With the original iPhone, that goal might have been a bit lofty, but as the year progressed, it quickly became apparent that Apple had, as usual, given a number it expected to hit. Among the major factors in boosting the iPhone's sales were the introduction of the iPhone 3G and the App Store (which we'll get to below), but 2008 was also the year the iPhone became truly a global phenomenon.
As of the beginning of 2008, Apple sold the iPhone in only a handful of countries: the US, the UK, France, and Germany. Austria joined the club last February, followed by Ireland in March. That trickle turned into a deluge when, during the keynote at June's Worldwide Developer Conference, Jobs announced that Apple planned to add 70 countries to the iPhone's market by year's end.
And Apple delivered on that goal - the iPhone is now available in around 75 countries, with more still on their way. The most prominent omission remains China, where Apple remains in back-and-forth negotiations with the country's largest wireless operator, China Mobile.

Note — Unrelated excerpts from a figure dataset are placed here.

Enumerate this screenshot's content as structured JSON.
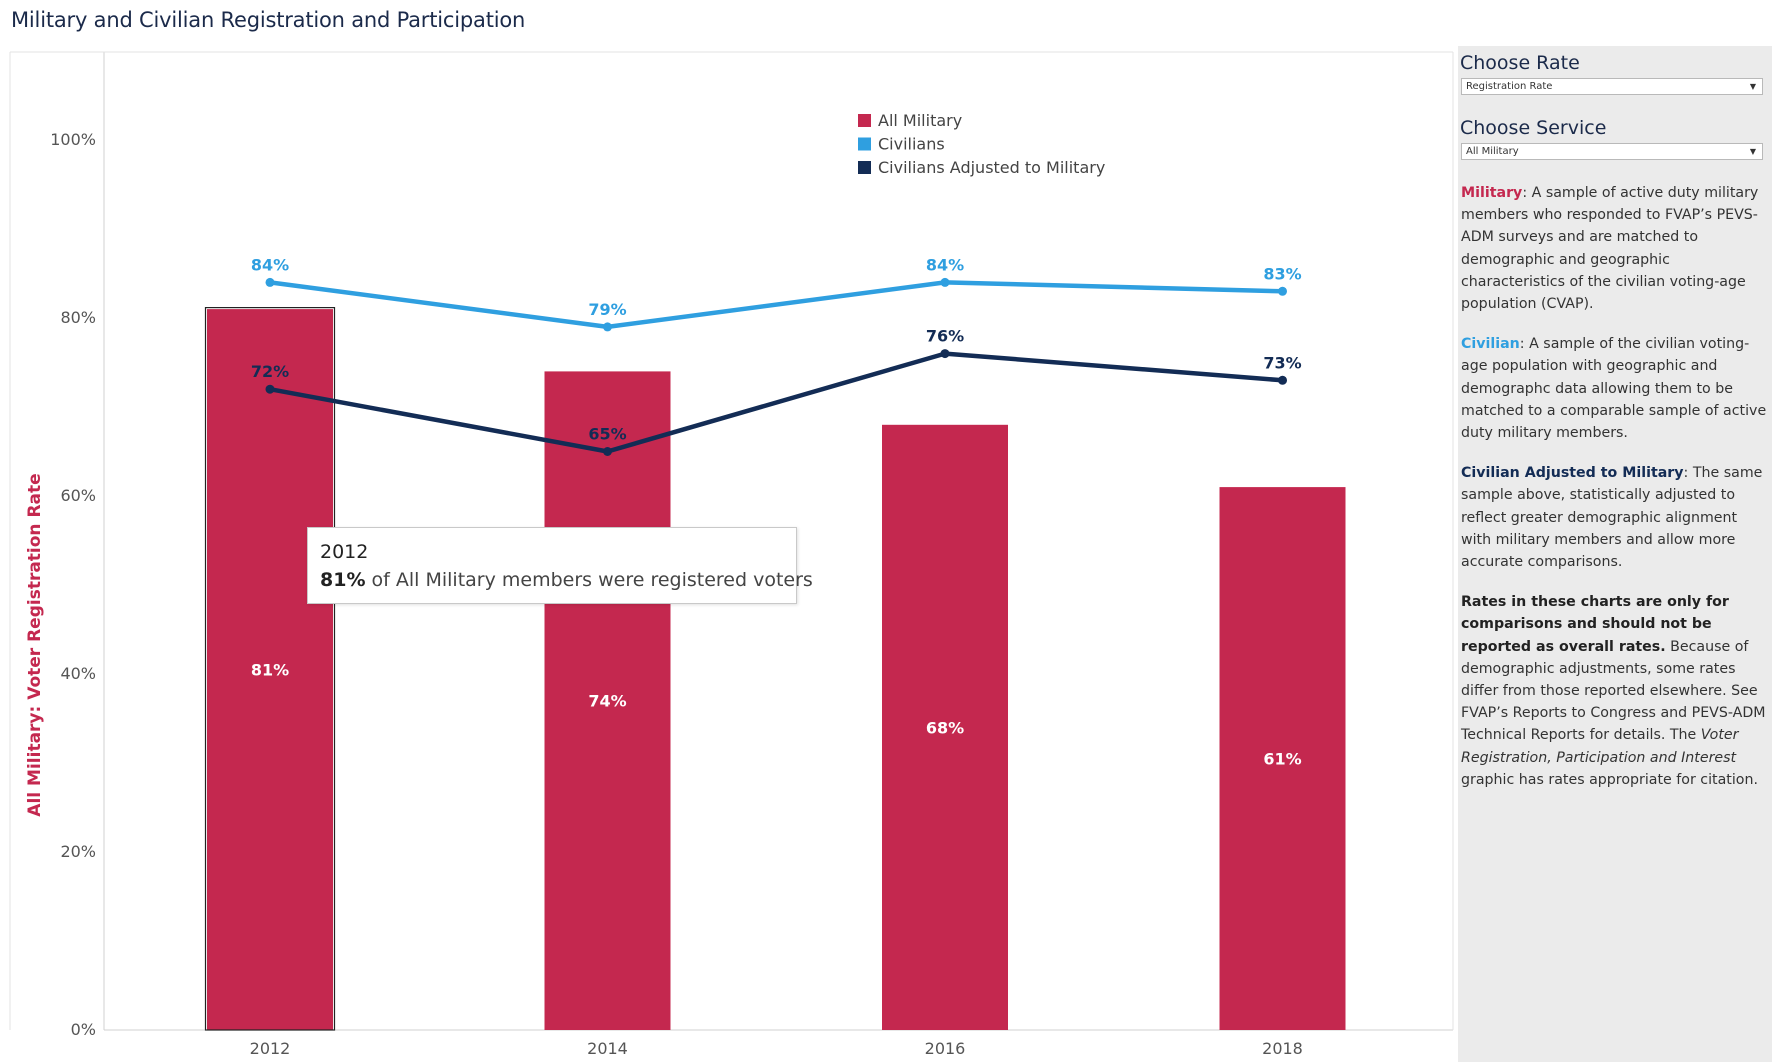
{
  "page": {
    "title": "Military and Civilian Registration and Participation"
  },
  "controls": {
    "rate": {
      "label": "Choose Rate",
      "selected": "Registration Rate"
    },
    "service": {
      "label": "Choose Service",
      "selected": "All Military"
    }
  },
  "descriptions": {
    "military": {
      "term": "Military",
      "text": ": A sample of active duty military members who responded to FVAP’s PEVS-ADM surveys and are matched to demographic and geographic characteristics of the civilian voting-age population (CVAP)."
    },
    "civilian": {
      "term": "Civilian",
      "text": ": A sample of the civilian voting-age population with geographic and demographc data allowing them to be matched to a comparable sample of active duty military members."
    },
    "adjusted": {
      "term": "Civilian Adjusted to Military",
      "text": ": The same sample above, statistically adjusted to reflect greater demographic alignment with military members and allow more accurate comparisons."
    },
    "note": {
      "bold": "Rates in these charts are only for comparisons and should not be reported as overall rates.",
      "text1": " Because of demographic adjustments, some rates  differ from those reported elsewhere. See FVAP’s Reports to Congress and PEVS-ADM Technical Reports for details. The ",
      "italic": "Voter Registration, Participation and Interest",
      "text2": " graphic has rates appropriate for citation."
    }
  },
  "tooltip": {
    "year": "2012",
    "value": "81%",
    "text": " of All Military members were registered voters"
  },
  "colors": {
    "military": "#c4284f",
    "civilians": "#2f9fe0",
    "adjusted": "#132c55"
  },
  "chart_data": {
    "type": "bar",
    "categories": [
      "2012",
      "2014",
      "2016",
      "2018"
    ],
    "ylabel": "All Military: Voter Registration Rate",
    "ylim": [
      0,
      1.1
    ],
    "yticks": [
      0,
      0.2,
      0.4,
      0.6,
      0.8,
      1.0
    ],
    "ytick_labels": [
      "0%",
      "20%",
      "40%",
      "60%",
      "80%",
      "100%"
    ],
    "legend_position": "top-center",
    "grid": false,
    "bars": {
      "name": "All Military",
      "values": [
        0.81,
        0.74,
        0.68,
        0.61
      ],
      "labels": [
        "81%",
        "74%",
        "68%",
        "61%"
      ],
      "highlighted_index": 0
    },
    "series": [
      {
        "name": "Civilians",
        "type": "line",
        "values": [
          0.84,
          0.79,
          0.84,
          0.83
        ],
        "labels": [
          "84%",
          "79%",
          "84%",
          "83%"
        ]
      },
      {
        "name": "Civilians Adjusted to Military",
        "type": "line",
        "values": [
          0.72,
          0.65,
          0.76,
          0.73
        ],
        "labels": [
          "72%",
          "65%",
          "76%",
          "73%"
        ]
      }
    ]
  }
}
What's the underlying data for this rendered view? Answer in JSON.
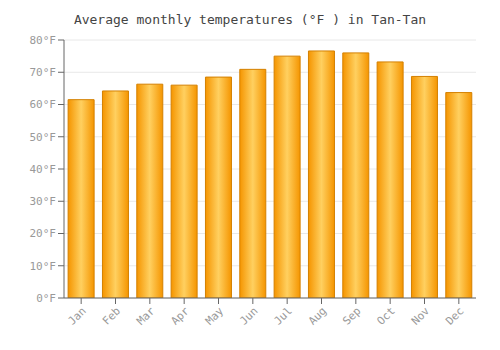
{
  "chart_data": {
    "type": "bar",
    "title": "Average monthly temperatures (°F ) in Tan-Tan",
    "categories": [
      "Jan",
      "Feb",
      "Mar",
      "Apr",
      "May",
      "Jun",
      "Jul",
      "Aug",
      "Sep",
      "Oct",
      "Nov",
      "Dec"
    ],
    "values": [
      61.5,
      64.2,
      66.3,
      66.0,
      68.5,
      70.9,
      75.0,
      76.6,
      76.0,
      73.2,
      68.7,
      63.7
    ],
    "color": "#F59500",
    "ylim": [
      0,
      80
    ],
    "yticks": [
      {
        "value": 0,
        "label": "0°F"
      },
      {
        "value": 10,
        "label": "10°F"
      },
      {
        "value": 20,
        "label": "20°F"
      },
      {
        "value": 30,
        "label": "30°F"
      },
      {
        "value": 40,
        "label": "40°F"
      },
      {
        "value": 50,
        "label": "50°F"
      },
      {
        "value": 60,
        "label": "60°F"
      },
      {
        "value": 70,
        "label": "70°F"
      },
      {
        "value": 80,
        "label": "80°F"
      }
    ],
    "grid": true
  }
}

All that expansion helped catapult the iPhone to its goal of 10 million, which Apple reached toward the end of October. That wasn't the only big number the company hit along the way: in a rare appearance on the company's quarterly conference call with stock market analysts in October, Jobs announced that Apple had shipped more units than BlackBerry-maker RIM in that quarter, and that its revenue put it in third place for mobile phone suppliers.
In early November, market research firm NPD Group said that the iPhone could stick another feather in its cap: namely, beating out the popular Motorola RAZR to become the top-selling handset in the US. It didn't hurt that in addition to selling the phone at Apple and AT&T stores in the US, the handset was also available from electronics chain Best Buy starting in September and retail giant Wal-Mart as of the end of December.
Apple also took another unusual step in its October conference call. In order to comply with Generally Accepted Accounting Principles (GAAP), Apple had long tracked iPhone revenue in a "subscription accounting" method, meaning that the company recognized revenue from the sales over the expected lifetime of the product, which in this case was 24 months.
While that helped keep Apple from running afoul of tricky regulations governing accounting, it had the side effect of concealing just how well the iPhone was actually doing. In that same October conference call that featured Jobs, the company announced that it would also begin providing a separate set of numbers that would more clearly represent the iPhone's impact on Apple's bottom line.
That impact was staggering: had the revenue not been deferred, the iPhone would have accounted for 39 percent of Apple's total revenue for the company's fiscal fourth quarter of 2008. Clearly, as Steve Jobs noted, Apple's iPhone business has become too big to ignore.